WSIS - Net governance: Will anything change?
The Tunis agreement leaves much open for interpretation
Follow @infoworldLet's call it a clash of cultures: engineers who know the Internet inside out on the one side and government policy makers grappling to understand it on the other.
For the past two years, both parties have been engaged in a frequently acrimonious debate on how the Internet should be governed. That debate reached its zenith at the United Nations-sponsored World Summit on the Information Society (WSIS) in Tunis, Tunisia, last week when all declared victory.
How, you may ask, can everyone claim victory when some of the opposing groups are about as far away as the Earth and moon? The answer: the agreement on Internet governance signed in Tunis is open to interpretation. Nearly everyone -- the governments of the U.S. and the European Union as well as the Internet Corporation for Assigned Names and Numbers (ICANN) and the International Telecommunication Union (ITU) -- are reading into the agreement essentially what they want to read.
Take, for example, the U.S., which has fought to retain its historic role of managing the Internet to the extent of angering one of its biggest economic allies, the E.U.
"The document is fabulous," David Gross, ambassador for the bureau of economic and business affairs at the U.S. Department of State and the person who lead the U.S. delegation, said in an interview hours after the agreement was signed. "There were proposals to create a governmental organization that might control many technical aspects of the Internet and, through this, content as well. This is now off the table. There is no change to the U.S. role, no change to ICANN."
Now the E.U. take: "The role of ICANN shouldn't change but what has to change is the oversight role," said Martin Selmayr, a spokesman for E.U. Information Society Commissioner Viviane Reding, in a telephone interview also hours after the agreement was signed.
As the E.U. sees it, the U.S. has consented to considering a new oversight body by agreeing to the wording "enhanced cooperation" in the document signed by government delegates. The E.U. and other countries are demanding "oversight in cooperation and on equal footing," Selmayr said.
Not only governments have rendered opposing interpretations. Organizations either directly involved in the daily operations of the Internet -- i.e., ICANN -- or those hoping to have a greater say, such as the ITU, have their own views as well.
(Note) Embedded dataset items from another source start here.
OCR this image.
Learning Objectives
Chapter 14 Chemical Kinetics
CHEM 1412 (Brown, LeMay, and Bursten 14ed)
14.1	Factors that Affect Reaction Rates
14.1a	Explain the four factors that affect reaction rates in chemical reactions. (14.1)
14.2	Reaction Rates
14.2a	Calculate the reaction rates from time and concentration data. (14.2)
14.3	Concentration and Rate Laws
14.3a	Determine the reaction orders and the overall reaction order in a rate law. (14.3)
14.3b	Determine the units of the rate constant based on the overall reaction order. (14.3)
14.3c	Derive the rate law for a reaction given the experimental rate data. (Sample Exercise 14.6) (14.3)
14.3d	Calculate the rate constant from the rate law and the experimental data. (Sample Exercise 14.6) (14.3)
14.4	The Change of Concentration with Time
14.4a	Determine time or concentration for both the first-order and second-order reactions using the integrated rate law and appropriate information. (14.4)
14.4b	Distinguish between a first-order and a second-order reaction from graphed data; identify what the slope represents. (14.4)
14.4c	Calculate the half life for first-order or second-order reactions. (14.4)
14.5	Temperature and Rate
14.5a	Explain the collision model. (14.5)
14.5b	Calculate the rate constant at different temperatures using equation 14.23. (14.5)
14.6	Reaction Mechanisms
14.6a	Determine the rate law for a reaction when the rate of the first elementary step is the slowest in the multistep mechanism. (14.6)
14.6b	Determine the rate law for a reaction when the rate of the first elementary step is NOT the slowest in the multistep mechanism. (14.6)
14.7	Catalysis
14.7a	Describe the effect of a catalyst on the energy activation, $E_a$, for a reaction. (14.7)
"First of all, the agreement has not threatened the security and stability of the core operations of the Internet," ICANN President and Chief Executive Officer (CEO) Paul Twomey, said. "For users, nothing is going to change from the present situation. This is very good because untried models, which had been discussed, could have been destabilizing."
Twomey went on to say that governments need to be heard and that the planned Internet Governance Forum will give them a platform to air their views.
The ITU has a different opinion. Robert Shaw, Internet strategy and policy advisor at the ITU, points to powerful wording in the document that suggests a dramatic change -- if not an end -- to the dominate role the U.S. has played in managing the Internet. "There are several paragraphs that call for changes in the way the Internet is governed today," he said. "And the U.S. has agreed to these. That's a fact."